The Iranian leadership is aware that both the short-term and long-term costs of Western sanctions are tremendous. Iran has one of the largest reserves of oil and gas in the world, but its aging refinery infrastructure has faced significant problems keeping up with demand. Without significant new investments, Iran’s long-term exports are set to decrease. Moreover, Iran’s largely untapped gas reserves also need major investments, making Western energy companies crucial to Iran’s long-term viability in energy markets. The sanctions are affecting short-term output too. According to Vienna-based JBC Energy GmbH, Iran’s output is currently at its lowest level in almost two decades.
Egypt’s surprising front-runner
Eric Cunningham of the Global Post takes a look at Abdel Meneim Aboul Fotouh, the moderate former Muslim Brotherhood member, who is winning support from both liberals and conservatives.
Fotouh, once a member of the Brotherhood’s Supreme Guidance Council, was suspended by the movement in May 2011 when he announced his intention to make a bid for the presidency. The Brotherhood and its party refused to support him. But since then, he has built a swell of ground-level support by campaigning for the right to education and healthcare for all Egyptians, ending all military trials for civilians and boosting foreign tourism to save the ailing economy.
Labour’s mayoral candidate for London and his anti-Semitic outbursts has long been a source of concern for the Jewish community, a fact that seems to have eluded the party’s leadership, writes James Kirchick in Tablet.
Livingstone’s views about Jews combine those of an unreconstructed Marxist with the pub-hall pugilist. “He sees Jews who are not socialists as reactionary, bourgeois anti-revolutionary,” said [an] anonymous Jewish organization official, noting Livingstone’s remarks about Jews being “rich.” Livingstone’s stereotypes about Jews are an element of his timeworn electoral strategy of identity politics and part of his appeal to the Islamist far right. Perhaps the most controversial move Livingstone made as mayor was his 2004 City Hall invitation to, and public embrace of, Sheikh Yusuf al-Qaradawi, a “moderate” (to use Livingstone’s description) Egyptian cleric whose alleged moderation has not prevented him from endorsing wife beating, the murder of homosexuals, and Palestinian suicide bombing.

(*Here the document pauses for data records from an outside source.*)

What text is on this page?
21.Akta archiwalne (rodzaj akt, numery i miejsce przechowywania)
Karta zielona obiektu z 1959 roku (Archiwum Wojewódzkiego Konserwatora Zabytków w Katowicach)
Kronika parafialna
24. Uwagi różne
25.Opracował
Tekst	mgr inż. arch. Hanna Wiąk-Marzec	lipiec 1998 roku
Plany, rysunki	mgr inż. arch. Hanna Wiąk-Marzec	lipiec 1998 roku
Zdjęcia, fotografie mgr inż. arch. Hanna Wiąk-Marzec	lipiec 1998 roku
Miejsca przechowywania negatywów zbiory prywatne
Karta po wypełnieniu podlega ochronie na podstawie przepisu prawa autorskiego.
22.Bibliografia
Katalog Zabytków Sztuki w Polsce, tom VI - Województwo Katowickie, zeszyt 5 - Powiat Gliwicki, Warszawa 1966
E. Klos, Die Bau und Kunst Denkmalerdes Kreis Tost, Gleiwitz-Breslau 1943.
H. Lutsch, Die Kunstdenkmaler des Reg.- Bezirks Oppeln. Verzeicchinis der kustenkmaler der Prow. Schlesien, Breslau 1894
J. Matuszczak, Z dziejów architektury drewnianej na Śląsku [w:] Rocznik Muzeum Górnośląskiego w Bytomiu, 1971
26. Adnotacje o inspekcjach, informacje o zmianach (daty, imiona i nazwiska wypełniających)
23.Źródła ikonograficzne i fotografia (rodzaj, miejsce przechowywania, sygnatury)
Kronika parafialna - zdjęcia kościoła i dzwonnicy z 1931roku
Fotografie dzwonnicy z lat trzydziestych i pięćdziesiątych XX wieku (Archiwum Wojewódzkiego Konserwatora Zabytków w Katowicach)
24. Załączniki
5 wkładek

Young Muslims in Europe are by and large not turning to radical Islam, but are rather a part of the societies into which they were born, writes Shlomo Ben-Ami for Project Syndicate.

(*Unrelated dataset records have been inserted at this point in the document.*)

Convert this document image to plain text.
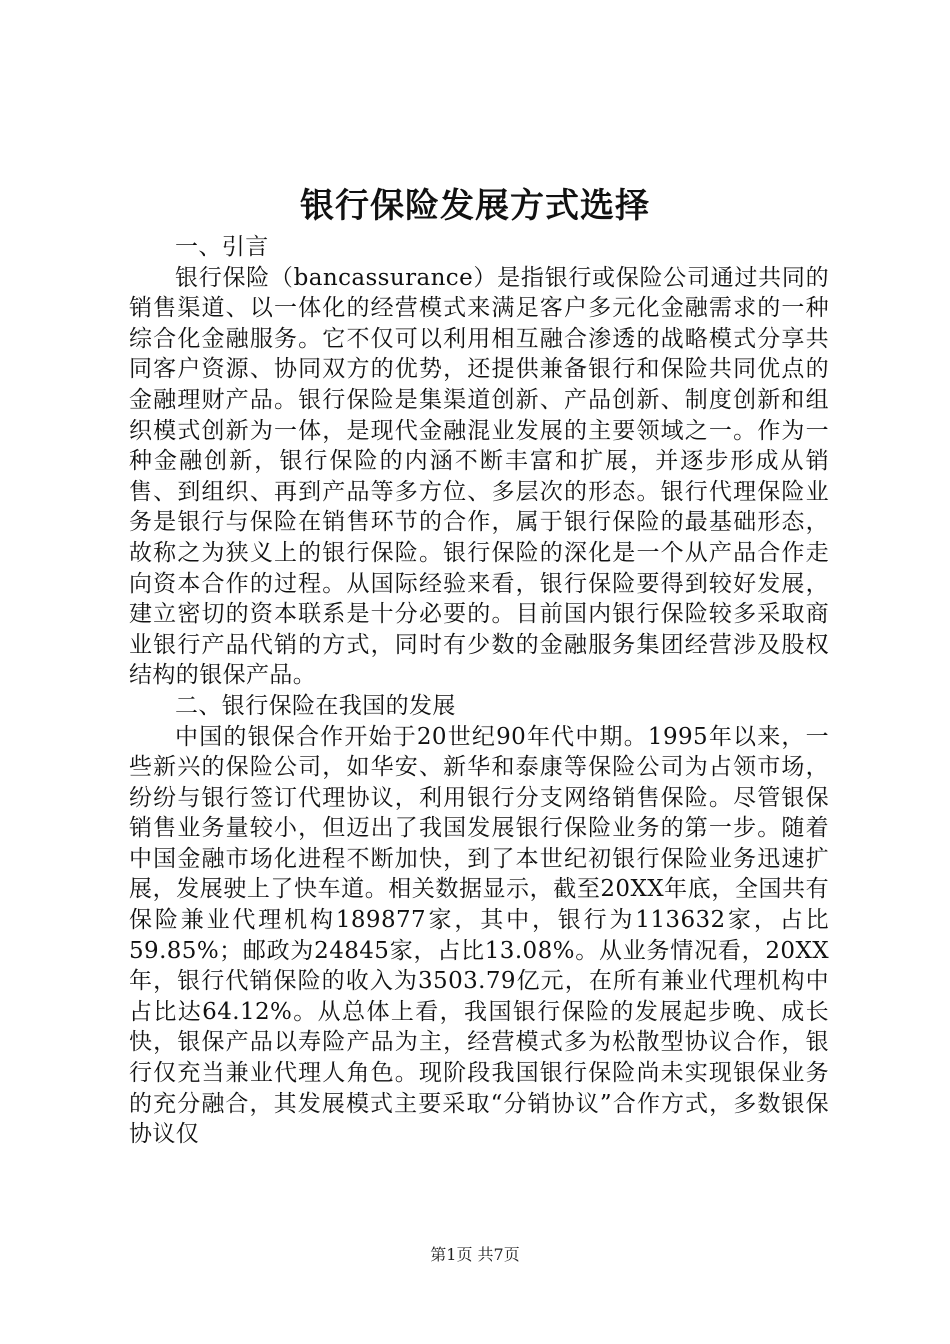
银行保险发展方式选择

一、引言

银行保险（bancassurance）是指银行或保险公司通过共同的销售渠道、以一体化的经营模式来满足客户多元化金融需求的一种综合化金融服务。它不仅可以利用相互融合渗透的战略模式分享共同客户资源、协同双方的优势，还提供兼备银行和保险共同优点的金融理财产品。银行保险是集渠道创新、产品创新、制度创新和组织模式创新为一体，是现代金融混业发展的主要领域之一。作为一种金融创新，银行保险的内涵不断丰富和扩展，并逐步形成从销售、到组织、再到产品等多方位、多层次的形态。银行代理保险业务是银行与保险在销售环节的合作，属于银行保险的最基础形态，故称之为狭义上的银行保险。银行保险的深化是一个从产品合作走向资本合作的过程。从国际经验来看，银行保险要得到较好发展，建立密切的资本联系是十分必要的。目前国内银行保险较多采取商业银行产品代销的方式，同时有少数的金融服务集团经营涉及股权结构的银保产品。

二、银行保险在我国的发展

中国的银保合作开始于20世纪90年代中期。1995年以来，一些新兴的保险公司，如华安、新华和泰康等保险公司为占领市场，纷纷与银行签订代理协议，利用银行分支网络销售保险。尽管银保销售业务量较小，但迈出了我国发展银行保险业务的第一步。随着中国金融市场化进程不断加快，到了本世纪初银行保险业务迅速扩展，发展驶上了快车道。相关数据显示，截至20XX年底，全国共有保险兼业代理机构189877家，其中，银行为113632家，占比59.85%；邮政为24845家，占比13.08%。从业务情况看，20XX年，银行代销保险的收入为3503.79亿元，在所有兼业代理机构中占比达64.12%。从总体上看，我国银行保险的发展起步晚、成长快，银保产品以寿险产品为主，经营模式多为松散型协议合作，银行仅充当兼业代理人角色。现阶段我国银行保险尚未实现银保业务的充分融合，其发展模式主要采取“分销协议”合作方式，多数银保协议仅

第1页 共7页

The massive influx of Muslims into Europe in the last two generations, it should be remembered, is the largest encounter between Islam and modernity in human history, and it has yielded invaluable benefits, such as a growing Muslim middle class, an emerging intelligentsia, and greater freedom for Muslim women. Polls in France – where the rate of intermarriages is the highest in Europe – have shown that the majority of Muslims do accept laïcité, gender equality, and other key republican values.

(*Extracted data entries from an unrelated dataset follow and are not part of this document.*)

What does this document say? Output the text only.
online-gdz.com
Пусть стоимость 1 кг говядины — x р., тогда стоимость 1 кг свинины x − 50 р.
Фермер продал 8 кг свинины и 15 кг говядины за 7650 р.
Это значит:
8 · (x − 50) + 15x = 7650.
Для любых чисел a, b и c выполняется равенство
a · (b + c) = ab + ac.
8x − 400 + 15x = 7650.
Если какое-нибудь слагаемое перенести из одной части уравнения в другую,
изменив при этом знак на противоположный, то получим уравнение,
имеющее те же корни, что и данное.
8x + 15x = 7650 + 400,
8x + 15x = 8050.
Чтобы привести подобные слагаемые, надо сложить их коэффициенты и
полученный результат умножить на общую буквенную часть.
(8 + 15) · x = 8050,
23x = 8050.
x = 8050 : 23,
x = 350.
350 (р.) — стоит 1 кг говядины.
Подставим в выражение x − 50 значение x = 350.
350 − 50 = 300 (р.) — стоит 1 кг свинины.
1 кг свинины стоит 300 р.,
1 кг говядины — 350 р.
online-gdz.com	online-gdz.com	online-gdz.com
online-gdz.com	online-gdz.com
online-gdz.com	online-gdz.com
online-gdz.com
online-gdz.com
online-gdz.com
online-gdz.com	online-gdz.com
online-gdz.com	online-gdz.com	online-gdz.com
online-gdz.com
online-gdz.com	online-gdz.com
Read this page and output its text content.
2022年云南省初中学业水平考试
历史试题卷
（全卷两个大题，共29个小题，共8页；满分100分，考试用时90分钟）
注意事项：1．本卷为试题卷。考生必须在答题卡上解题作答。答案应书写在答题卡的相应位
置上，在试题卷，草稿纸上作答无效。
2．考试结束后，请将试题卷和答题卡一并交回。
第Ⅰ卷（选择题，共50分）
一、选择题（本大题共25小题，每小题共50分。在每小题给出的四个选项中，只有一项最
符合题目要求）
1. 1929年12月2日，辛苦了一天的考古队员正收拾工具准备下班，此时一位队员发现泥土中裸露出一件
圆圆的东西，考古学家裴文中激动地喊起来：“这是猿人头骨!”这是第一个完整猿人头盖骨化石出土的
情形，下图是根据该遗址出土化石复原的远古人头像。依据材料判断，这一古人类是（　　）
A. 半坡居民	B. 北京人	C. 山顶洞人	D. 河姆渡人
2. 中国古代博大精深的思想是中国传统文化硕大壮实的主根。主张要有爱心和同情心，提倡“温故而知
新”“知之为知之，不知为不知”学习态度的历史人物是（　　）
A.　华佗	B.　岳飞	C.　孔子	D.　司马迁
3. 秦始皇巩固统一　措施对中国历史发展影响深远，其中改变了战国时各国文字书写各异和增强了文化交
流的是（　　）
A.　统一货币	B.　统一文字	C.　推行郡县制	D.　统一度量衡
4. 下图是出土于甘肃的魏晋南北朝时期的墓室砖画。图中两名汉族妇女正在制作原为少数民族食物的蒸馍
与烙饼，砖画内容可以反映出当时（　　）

Palestinian Christians are disappearing
Governments across the Middle East much take steps to ensure that the fast diminishing Christian populations do not disappear altogether, writes Saliba Sarsar in the Daily Star.
The Palestinian Christian cause is truly a cause for everyone who inhabits the Holy Land. As an indigenous population, Palestinian Christians have contributed to the region’s character and significance religiously, spiritually, culturally, socially and economically. The impoverishment and marginalization of Palestinian Christians not only reflects badly on Israeli Jews and Palestinian Muslims, it also diminishes the cultural richness and diversity of their societies.